Tuesday, July 3, 2012

Error when init 6 is executed

Hi Everyone 

I reimaged a intel box with solaris 10 x86 10/09 update 8 
with ZFS as filesystem 
Then i enabled security with user hardening. 

When I am rebooting a system with init 6 command im getting an error. 

bash-3.00# init 6 
propagating updated GRUB menu 
/bin/sh: /usr/lib/lu/lulib: not found 
bootadm: error propagating updated GRUB menu 

But system is rebooting fine 

I need to skip this error when system is rebooting. Where i have to modify 
to avoid this error. 
Please help me to resolve it quickly. 
You're right about the disk write comment, but we *never* use the 
shutdown command (pain in the neck to remember the options). Our command 
is 
sync;sync;init 6 (or 5) 
Works just fine - the sync commands flush the caches and it's less 
typing...
Its a bug. Make sure your OS is patched
I installed a latest cluster patch also... 

Is there any way to modify that?? 
Hi Everyone, 

I added SUNWluu and SUNWlur packages to avoid error but showing some 
output 
when init 6 is executed 

bash-3.00# init 6 
propagating updated GRUB menu 
File </boot/grub/menu.lst> propagation successful 
File </etc/lu/GRUB_backup_menu> propagation successful 
File </etc/lu/menu.cksum> propagation successful 
File </sbin/bootadm> propagation successful 

I want to disable this output. Please please help me to resolve this 
init 6 or reboot should be avoided in Solaris, Unix, or Linux 

On shutdown is the command you should use, it will still do the equivalent 
of a reboot, but ensures all disk writes are complete. It will ensure the 
system is brought down as gracefully as possible. I have seen many disk 
failures that could have been avoided had the user used shutdown instead of 
reboot. 

For Solaris the shutdown syntax for a reboot is: 

shutdown -i 6 -y -g 0 

You should do man on shutdown and look at the options, because you can even 
delay the command and send messages to users to ask them to get off the 
server. 

For Linux shutdown syntax is much different: 

shutdown -r now 

In this case is also has additional options, but this will

If you have trouble remembering the options, (the fact that they change 
between versions doesn't help) simply create your own alias or script. 
Still have had so many problems with users who rebooted that I wish the 
command did not exist. And I feel the same way about init 6. I have spent 
way too many hours trying to fix disks because someone did a reboot or an 
init 6 and a disk did not come back. If it was the root disk it is obvious, 
on others it may not be immediately obvious.
You will find that the Sun approved method of rebooting a machine is to 
use the init command. That said, I am a firm fan of shutdown command in 
preference to init command, or even worse, the reboot command, which is 
commonly cited for reboots when performing works in single-user mode. 

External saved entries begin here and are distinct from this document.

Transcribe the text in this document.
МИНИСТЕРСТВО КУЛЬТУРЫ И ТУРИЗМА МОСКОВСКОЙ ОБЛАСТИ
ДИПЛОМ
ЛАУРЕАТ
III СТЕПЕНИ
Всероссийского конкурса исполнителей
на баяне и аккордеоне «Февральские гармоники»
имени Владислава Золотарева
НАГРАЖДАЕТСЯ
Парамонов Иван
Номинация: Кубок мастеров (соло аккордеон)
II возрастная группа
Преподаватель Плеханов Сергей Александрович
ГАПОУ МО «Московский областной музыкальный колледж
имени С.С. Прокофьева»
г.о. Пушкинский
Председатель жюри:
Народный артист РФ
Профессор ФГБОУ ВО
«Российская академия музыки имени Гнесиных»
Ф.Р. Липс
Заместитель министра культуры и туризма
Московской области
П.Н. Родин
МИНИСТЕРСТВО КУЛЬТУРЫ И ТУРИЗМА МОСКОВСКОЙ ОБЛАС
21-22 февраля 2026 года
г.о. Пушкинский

Either way, whether you use shutdown or init to reboot a box, before 
issuing the command you do need to either check that the system is in a 
safe state to enter a reboot, or ensure that the correct scripts are 
implemented in /etc/rcX.d (or SMF on Sol10) to ensure a safe shutdown of 
the machine. init 6 will run the shutdown commands, if they exist and 
are set to run at the correct runlevels. 
Older versions (Solaris <= 9) did not attempt to shutdown cleanly when running reboot, leaving your database or other application in an inconsistent state. 

Ancient and now unsupported versions (Solaris <= 8) did not sync filesystems when doing an init 6 or reboot, leaving your filesystems in an inconsistent state as well as your applications. 

It has been about 6 years since Solaris 10 was introduced, and it does not matter whether you use reboot, init 6 or shutdown -i6 to reboot, as they all do the correct things in the correct order now.